According to a recent report from CoinTelegraph, the core group of Ethereum developers working on the Serenity upgrade is looking to drastically looking to reduce the amount of ETH issued. In fact, Justin Drake, a researcher at the Ethereum Foundation, explained that the inflation rate of Ethereum (around 4% to 5%) may be reduced by upwards of 90% by March 2021. He stated:
“Here’s a possible timeline (dates likely totally wrong!) highlighting the key milestones: January 2020: beacon chain launch. June 2020: eth2 light clients production-ready. November 2020: eth1 fork #1 to have its fork choice rule honor eth2 finality (conservatively, no issuance reduced). March 2021: eth1 fork #2 to reduce issuance by 10x.”

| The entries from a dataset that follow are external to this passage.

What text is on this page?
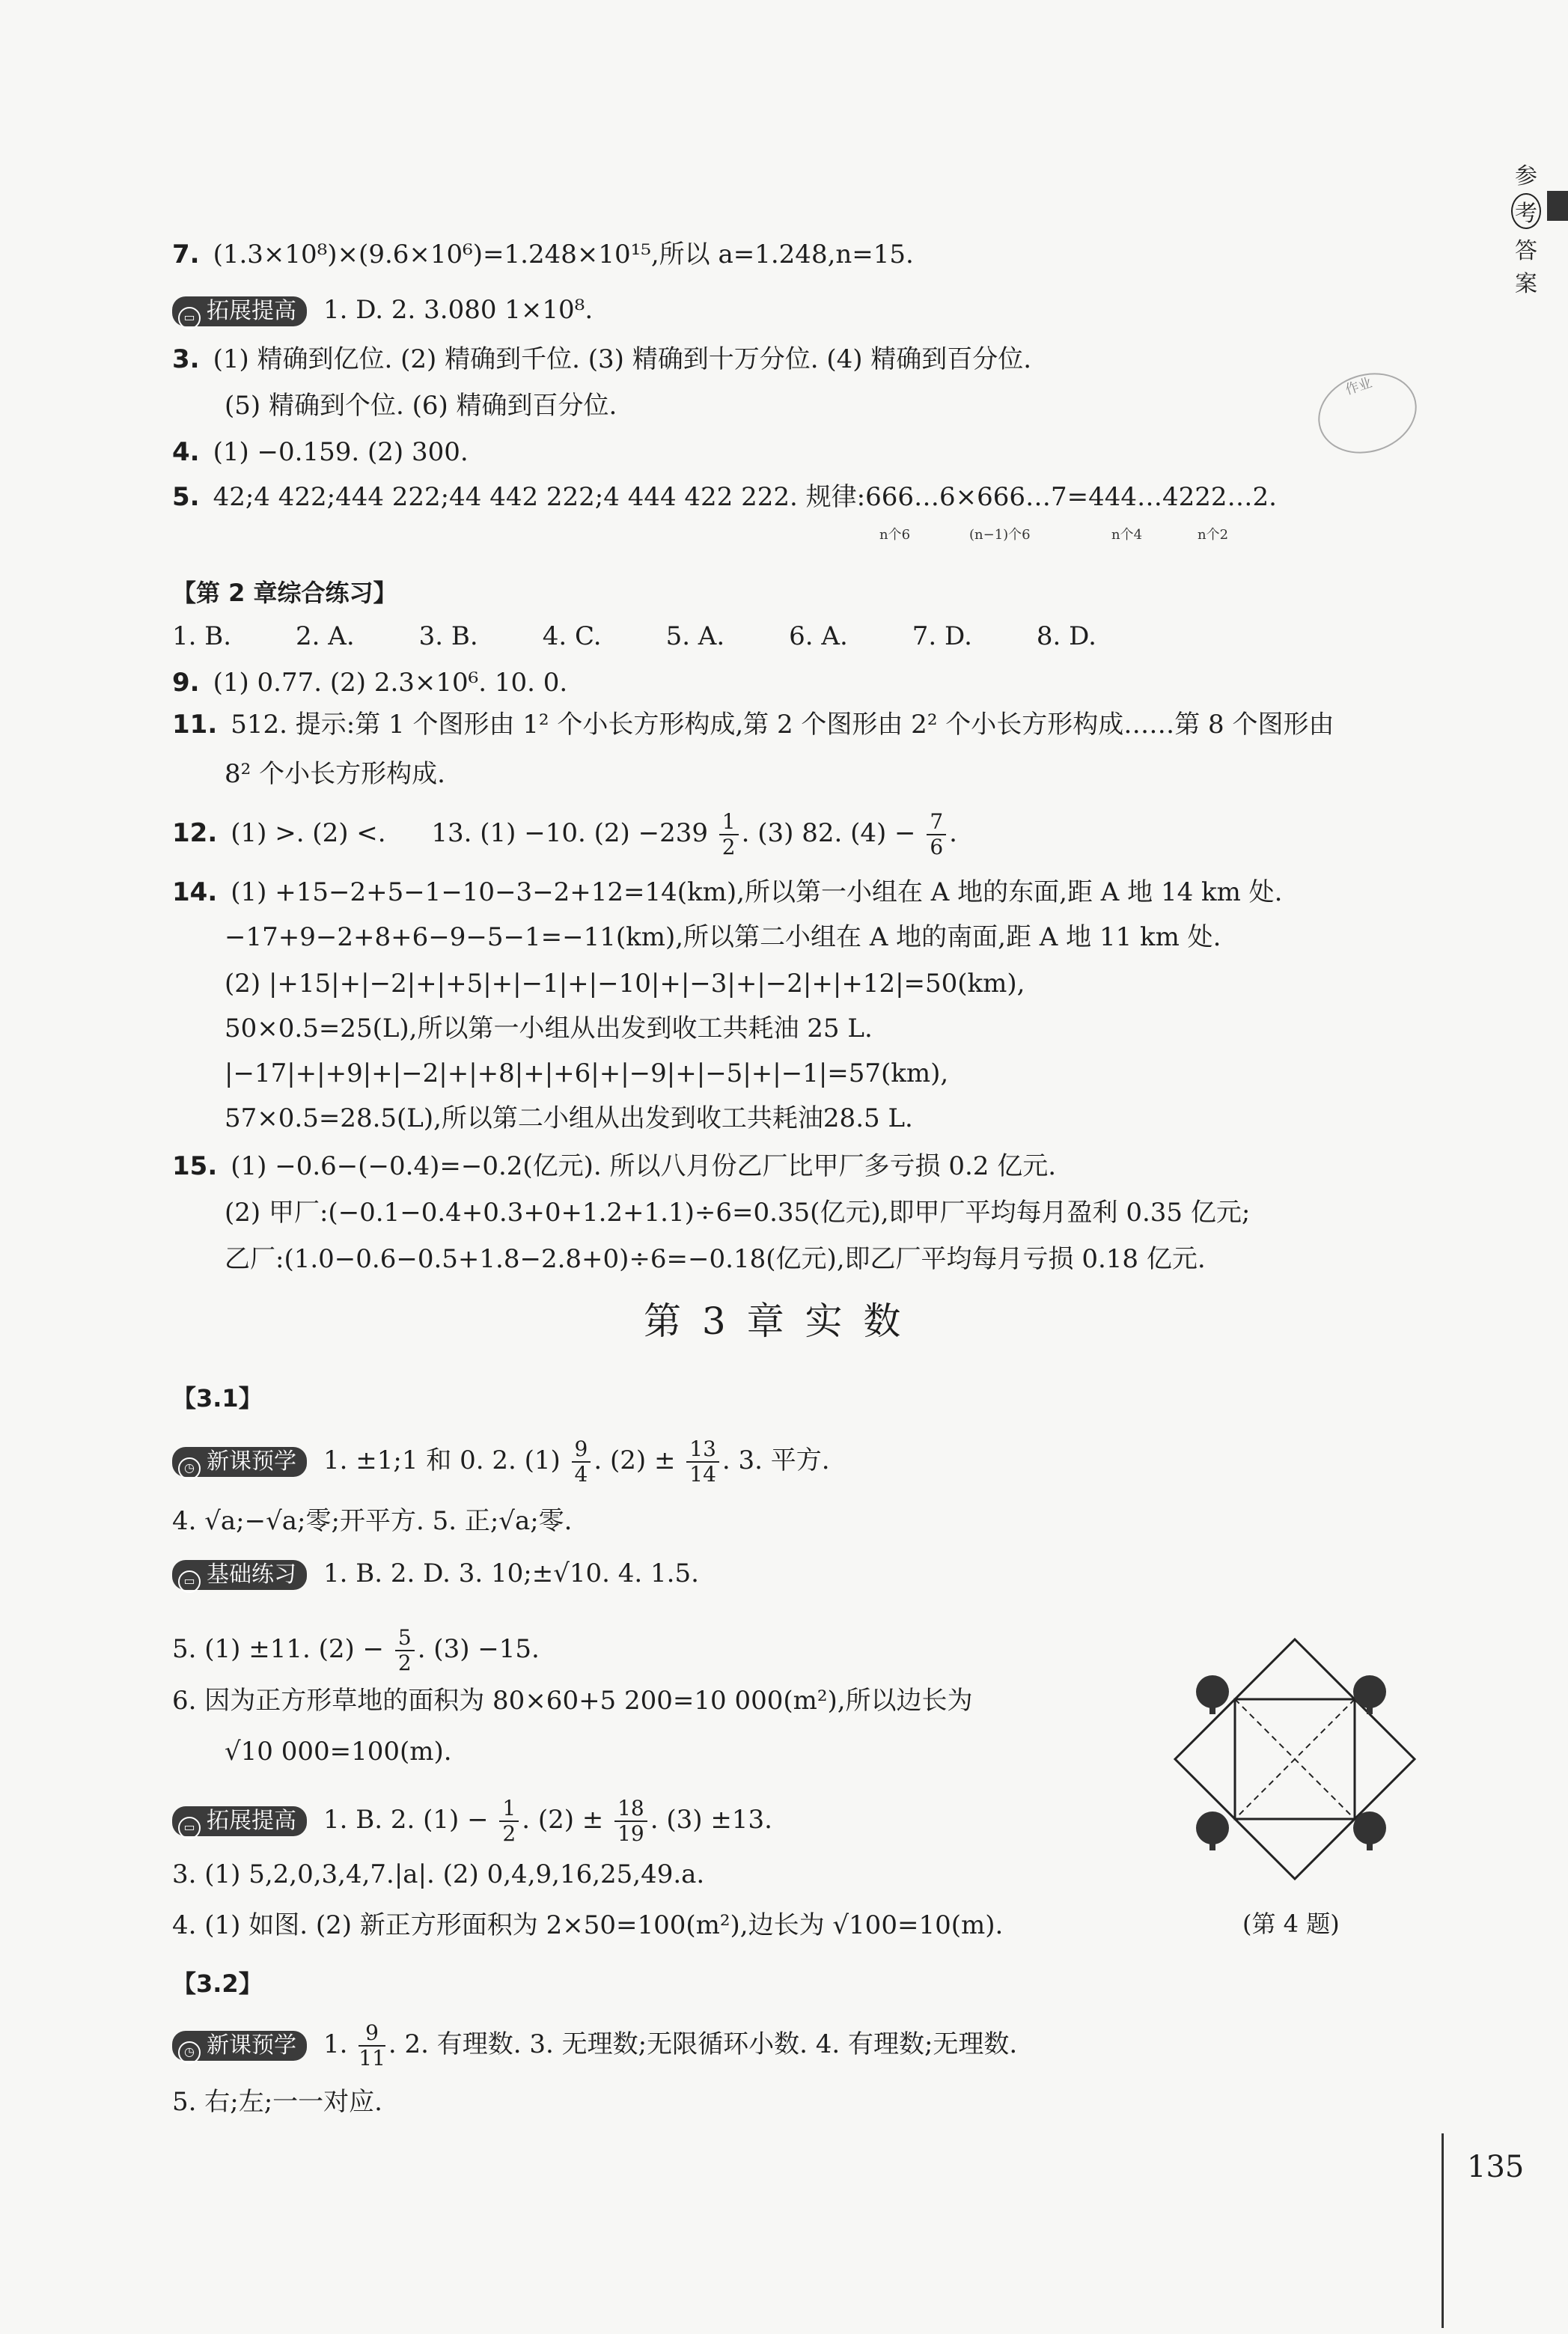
参
考
答
案
作业
7. (1.3×10⁸)×(9.6×10⁶)=1.248×10¹⁵,所以 a=1.248,n=15.
▭ 拓展提高 1. D. 2. 3.080 1×10⁸.
3. (1) 精确到亿位. (2) 精确到千位. (3) 精确到十万分位. (4) 精确到百分位.
(5) 精确到个位. (6) 精确到百分位.
4. (1) −0.159. (2) 300.
5. 42;4 422;444 222;44 442 222;4 444 422 222. 规律:666…6×666…7=444…4222…2.
n个6	(n−1)个6	n个4	n个2
【第 2 章综合练习】
1. B.	2. A.	3. B.	4. C.	5. A.	6. A.	7. D.	8. D.
9. (1) 0.77. (2) 2.3×10⁶. 10. 0.
11. 512. 提示:第 1 个图形由 1² 个小长方形构成,第 2 个图形由 2² 个小长方形构成……第 8 个图形由
8² 个小长方形构成.
12. (1) >. (2) <. 13. (1) −10. $(2) -239 \frac{1}{2}$ . (3) 82. $(4) - \frac{7}{6}$ .
14. (1) +15−2+5−1−10−3−2+12=14(km),所以第一小组在 A 地的东面,距 A 地 14 km 处.
−17+9−2+8+6−9−5−1=−11(km),所以第二小组在 A 地的南面,距 A 地 11 km 处.
(2) |+15|+|−2|+|+5|+|−1|+|−10|+|−3|+|−2|+|+12|=50(km),
50×0.5=25(L),所以第一小组从出发到收工共耗油 25 L.
|−17|+|+9|+|−2|+|+8|+|+6|+|−9|+|−5|+|−1|=57(km),
57×0.5=28.5(L),所以第二小组从出发到收工共耗油28.5 L.
15. (1) −0.6−(−0.4)=−0.2(亿元). 所以八月份乙厂比甲厂多亏损 0.2 亿元.
(2) 甲厂:(−0.1−0.4+0.3+0+1.2+1.1)÷6=0.35(亿元),即甲厂平均每月盈利 0.35 亿元;
乙厂:(1.0−0.6−0.5+1.8−2.8+0)÷6=−0.18(亿元),即乙厂平均每月亏损 0.18 亿元.
第 3 章 实 数
【3.1】
◷ 新课预学 1. ±1;1 和 0. 2. $(1) \frac{9}{4}$ . $(2) \pm \frac{13}{14}$ . 3. 平方.
4. √a;−√a;零;开平方. 5. 正;√a;零.
▭ 基础练习 1. B. 2. D. 3. 10;±√10. 4. 1.5.
5. (1) ±11. $(2) - \frac{5}{2}$ . (3) −15.
6. 因为正方形草地的面积为 80×60+5 200=10 000(m²),所以边长为
√10 000=100(m).
▭ 拓展提高 1. B. 2. $(1) - \frac{1}{2}$ . $(2) \pm \frac{18}{19}$ . (3) ±13.
3. (1) 5,2,0,3,4,7.|a|. (2) 0,4,9,16,25,49.a.
4. (1) 如图. (2) 新正方形面积为 2×50=100(m²),边长为 √100=10(m).	(第 4 题)
【3.2】
◷ 新课预学 1. $\frac{9}{11}$ . 2. 有理数. 3. 无理数;无限循环小数. 4. 有理数;无理数.
5. 右;左;一一对应.
135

Such a reduction is, of course, dependent on how willing community members (miners, most importantly) are to accept Ethereum 2.0, the blockchain’s first massive upgrade, one that will end the use of Proof of Work on the chain, impacting the lives of some funds and firms.
(A brief aside, Ethereum creator and Canadian wunderkind Vitalik Buterin describes Serenity as “a way to bring technical improvements, like PoS and sharding, together to improve the Virtual Machine, Merkle Trees, the efficiency of the protocol, and a whole bunch of small technical things that you have never heard of.” Per Buterin, all this is being done in a bid to create a “next-generation blockchain” that will be hundreds of times faster and scalable than Ethereum’s current iteration.)
According to a Twitter user going by “Token State”, this reduction will reduce Ethereum’s inflation to 0.5%, which is, by many standards, extremely low and even negligible from a short-term perspective. This is so low that from a standpoint of pure percentages, less Ethereum will be issued than Bitcoin, even after 2020’s auspicious halving event. In other words, as long as demand for ETH is maintained or even grows, the planned upgrade should be crazy bullish for the asset’s price.
This news comes shortly after Ethereum 2.0’s phase zero saw its first code specification freeze, of which the full version is expected to launch by early-2020.